Amsterdam I Augustus 1944.1


Geachte Collega's,

Jullie "leader" over de labbekakken had ik zelf niet beter kunnen schryven en dat zegt wat, want ik ben ook journalist, uit welken hoofde jullie tot myn collega's behooren. Ik vind jullie een rotwoord, zoodat je zeker wel goed vind, dat ik tutoyeer, ook weer als collega, in het enkelvoud.
Of ik dien journalist, die o zoo verschrikkelyk anti-duitsch is (duitsch schryf ik altyd met een kleine letter, kwestie van niveau) en die toch maar zoetjes aan het eind van de maand zyn salaris opstrykt voor zyn hand- en spandiensten aan Z.H. Goebbels ken ? En òf ! Ik behoor zelf tot dat stelletje. Doodsbenauwd zyn we voor onzen N.S.B.- (kapitaal, zetter !) directeur, het zoontje, en voor broerlief en schoonzoon van den eigenaar, die deze keer op het verkeerde paard wedde. We loopen ze achterna en hebben een goeie dag als ze tegen ons lachen.
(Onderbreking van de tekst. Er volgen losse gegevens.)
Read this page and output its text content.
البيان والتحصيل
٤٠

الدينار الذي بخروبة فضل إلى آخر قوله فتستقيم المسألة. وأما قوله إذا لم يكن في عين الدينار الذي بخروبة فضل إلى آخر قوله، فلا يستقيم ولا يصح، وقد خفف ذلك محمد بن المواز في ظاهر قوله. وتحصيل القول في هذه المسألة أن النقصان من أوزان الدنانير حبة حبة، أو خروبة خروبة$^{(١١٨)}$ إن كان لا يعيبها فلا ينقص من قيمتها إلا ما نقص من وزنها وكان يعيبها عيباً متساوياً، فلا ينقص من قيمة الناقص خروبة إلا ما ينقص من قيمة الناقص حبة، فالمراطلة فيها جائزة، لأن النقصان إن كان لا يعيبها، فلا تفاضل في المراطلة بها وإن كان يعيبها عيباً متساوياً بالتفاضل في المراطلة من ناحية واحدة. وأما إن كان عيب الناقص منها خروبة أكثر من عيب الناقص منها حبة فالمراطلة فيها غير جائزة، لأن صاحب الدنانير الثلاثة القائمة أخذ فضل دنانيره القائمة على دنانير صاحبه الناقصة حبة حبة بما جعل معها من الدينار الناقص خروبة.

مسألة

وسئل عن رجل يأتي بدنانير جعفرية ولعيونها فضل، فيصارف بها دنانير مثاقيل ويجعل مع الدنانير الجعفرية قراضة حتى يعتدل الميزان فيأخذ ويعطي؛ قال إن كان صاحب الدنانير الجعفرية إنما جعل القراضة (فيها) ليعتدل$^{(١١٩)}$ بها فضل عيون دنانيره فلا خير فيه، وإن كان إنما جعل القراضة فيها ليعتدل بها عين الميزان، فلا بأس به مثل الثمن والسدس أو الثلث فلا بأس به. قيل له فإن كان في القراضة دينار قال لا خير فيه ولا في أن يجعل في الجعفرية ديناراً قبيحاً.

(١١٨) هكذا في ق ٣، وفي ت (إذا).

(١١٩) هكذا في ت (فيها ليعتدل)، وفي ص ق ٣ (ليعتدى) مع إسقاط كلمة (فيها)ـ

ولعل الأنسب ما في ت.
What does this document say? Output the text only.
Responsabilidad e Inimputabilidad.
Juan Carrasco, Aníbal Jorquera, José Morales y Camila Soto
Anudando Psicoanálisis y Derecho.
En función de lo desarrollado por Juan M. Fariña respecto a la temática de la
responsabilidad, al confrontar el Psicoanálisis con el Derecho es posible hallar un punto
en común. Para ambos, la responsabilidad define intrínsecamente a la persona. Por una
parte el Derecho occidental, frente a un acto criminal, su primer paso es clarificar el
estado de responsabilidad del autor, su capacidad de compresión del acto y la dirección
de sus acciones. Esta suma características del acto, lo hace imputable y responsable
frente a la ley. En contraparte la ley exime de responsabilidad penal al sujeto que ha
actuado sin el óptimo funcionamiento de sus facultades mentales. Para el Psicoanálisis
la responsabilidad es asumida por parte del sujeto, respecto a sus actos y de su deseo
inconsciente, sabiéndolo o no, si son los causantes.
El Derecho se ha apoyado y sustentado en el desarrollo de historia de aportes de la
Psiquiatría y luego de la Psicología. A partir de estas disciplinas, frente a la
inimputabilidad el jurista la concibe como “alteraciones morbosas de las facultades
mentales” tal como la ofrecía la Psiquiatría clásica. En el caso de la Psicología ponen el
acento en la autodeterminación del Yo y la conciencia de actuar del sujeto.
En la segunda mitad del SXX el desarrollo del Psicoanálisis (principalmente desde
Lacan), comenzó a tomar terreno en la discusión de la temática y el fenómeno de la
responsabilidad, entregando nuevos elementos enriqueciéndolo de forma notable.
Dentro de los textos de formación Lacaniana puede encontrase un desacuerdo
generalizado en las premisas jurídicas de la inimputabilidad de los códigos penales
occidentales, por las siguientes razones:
In ons hart eten we ze rauw, doch toch maar doen wat er gezegd wordt. Bah, ik kots van mezelf. Kun je er tegen? En hoe is onze houding geweest toen je beschermers hier kwamen? Wy, mannen_ ik zeg: mànnen - van het vrye woord, dus altyd de grootste bek, wy waren de eerste groep lieden, die het fiere hoofdje bogen en zich beperkten tot het laf gelispel van ja en amen.
Wy, journalisten - ik heb het beroep trouwens altyd een vullesbak van mislukkelingen gevonden, doch ben zelf niet beter dan de vullesbak of de mislukkeling, net zooals je wilt - hadden een andere houding moeten toonen, die meer in overeenstemming is met de waardering, die onze stomme lezers nou eenmaal, de kaffers, van ons hebben. Onze houding is evenwel geheel conform onze innerlyke labbekakkerigheid en dat je ons te labbekakkek zet, ik geef ge groot gelyk. Want weet je wat er nog by komt en dat heb je vergeten te vermelden, doch doe het alsnog door plaatsing van dit stukje op de meest gelezen pagina van alle officieel verschynende bladen in de nog slechts korten tyd bezette gebieden. Waar was ik ook weer ? O ja.
Strakjes, als het vrye woord weer hersteld is, dan zetten wy, journalisten, weer de grootste bek op en zullen eventjes bepalen wie wel en wie niet een goede, Néderlandsche, houding heeft ingenomen. Past ons dat ? Om de dooie dood niet. Als er nog een klein teentje fatsoen in onze donder zit, dan dienen we en bloc, met uitzondering van enkele Ballusecks en Boskamps, onze vulpennen by den Commander in Chief of the Expeditionary Forces in te leveren en anders moet onze nieuwe Regeering ons maar de laan uitsturen. My persoonlyk kan het niks verdommen, (er mag niet meer gevloekt worden in je blad, verdomd jammer) ik heb geld van mezelf, doch duldde deze jaren alles vanwege een ietwat masochistischen inslag.
Eén ding is zeker: als ìk er wat aan kan doen, word jy strakjes hoofdredacteur van de kampkrant, die in de N.S.B.-kampen zal verschynen, want- en dat verzeker ik je uit den grond van myn hart- je bènt fout... maar verdòmd goed.
Met collegialen groet en de zenuwe, t.à.t.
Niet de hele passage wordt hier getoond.